The Atlanta VA health system said it's "always striving to provide veterans with the best health care available.When we do not meet this standard, we hold ourselves accountable", in a statement to CNN.

"That's why we launched a thorough review of the situation to prevent this from happening again. We apologized to the Marrable family and took immediate steps to address this issue and ensure no other veterans will be affected in the future. "

What happened

Last week, school staff told Ross that school workers visited Marrable in bed.

She said that they told her, "We thought Mr. Marrable was dead, we did not know what happened, everyone jumped in and out. grabbed and made sure we were doing everything we could to eliminate her ants. "

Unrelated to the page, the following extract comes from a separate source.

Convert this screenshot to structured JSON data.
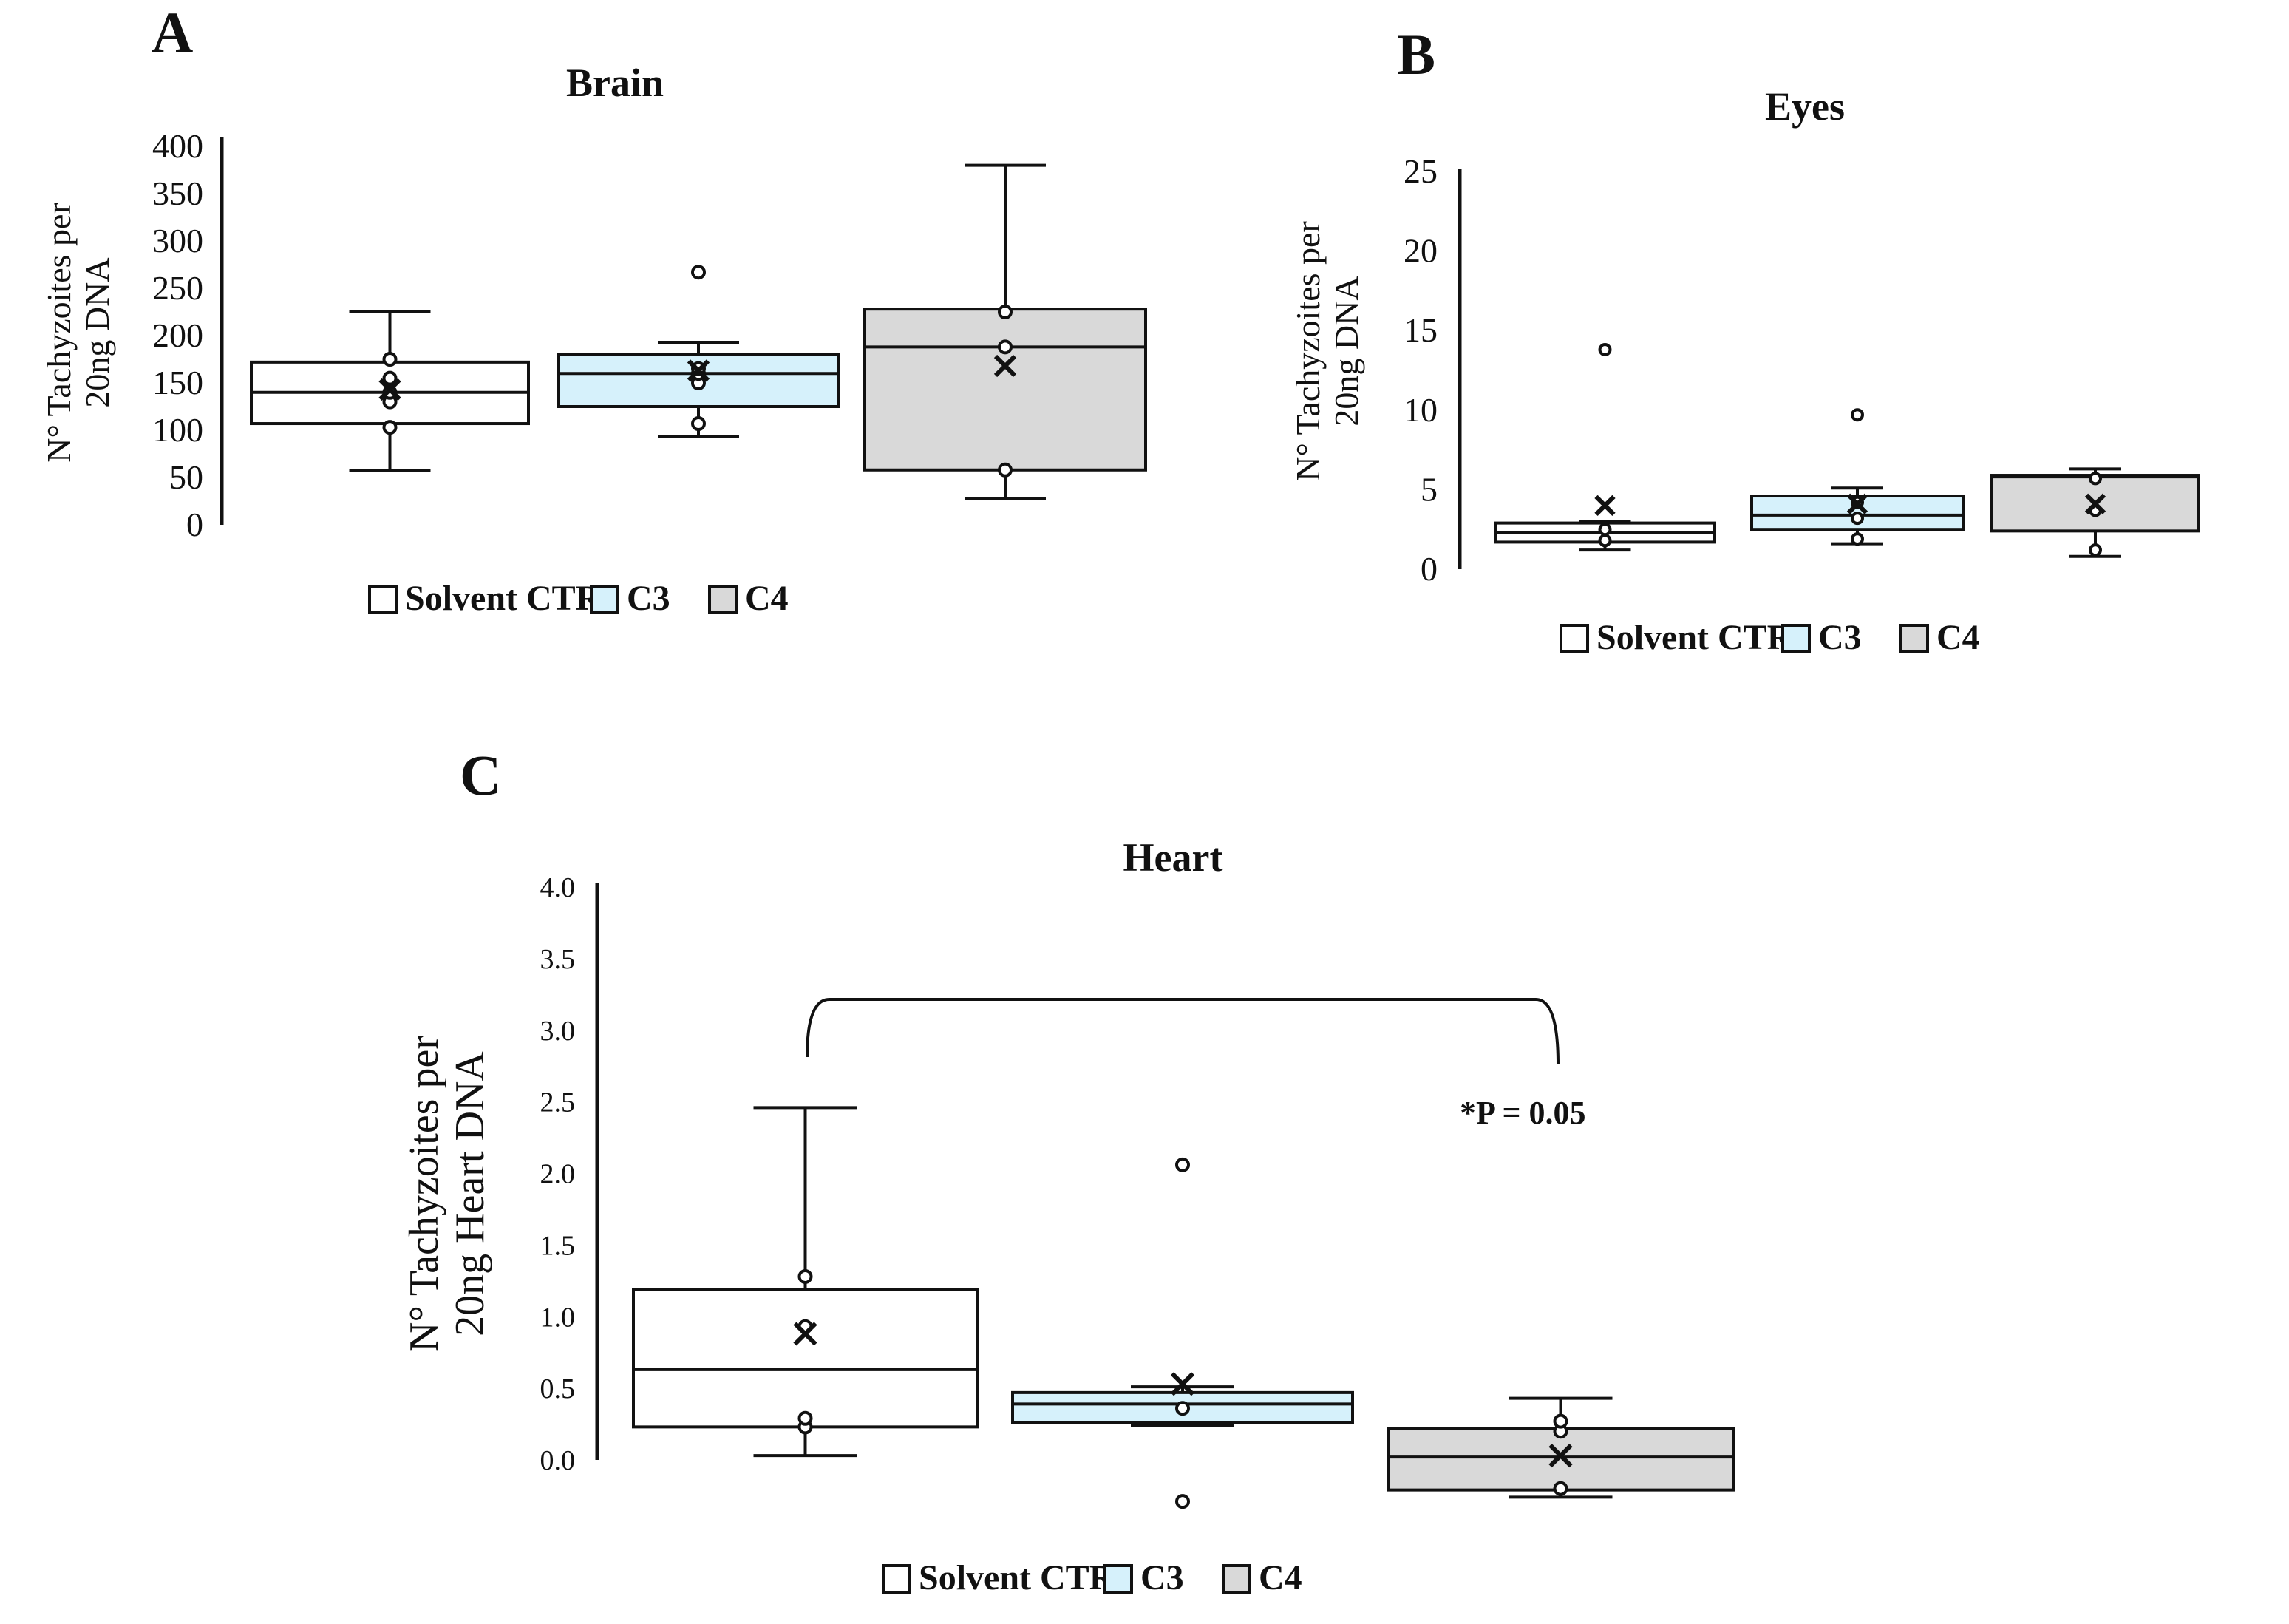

Marrable, 73, had a feeding tube, was weakened by cancer and his ability to speak was limited. He was still alive.

Joel Marrable as a young man.

Ross said the staff said they emptied the bed and washed his father, cleaned the room, put new sheets on the bed and put him back in the same room.

The next day, he was again covered with ants – on his stomach, in the feeding tube, in the diaper, everywhere.

Ross said that she contacted the service administrator and they said her father would be moved and that they would check every 15 minutes.

An hour after arriving in the new room, he died.

"I felt very small in the world on Saturday when my father passed away," she said. Now, I can share his story and my father is important to someone else than me and my family. Now the world knows and the world cares about what happened. "

In a statement to WSB, a subsidiary of CNN, the VA stated that the rooms in the facility had been stripped, cleaned and inspected for ants. Other measures taken include removing open containers and food from the outside, staff doing more room visits, daily pest control, a third-party visit, and a visit. afterward of an expert on pests of the VA.

Ross told WSB that his father had served in Vietnam in the air force and had cancer. She told the station that she had asked the staff if her father was upset and had learned that it was ants.

She told CNN that her father should be remembered as a good person who loved God.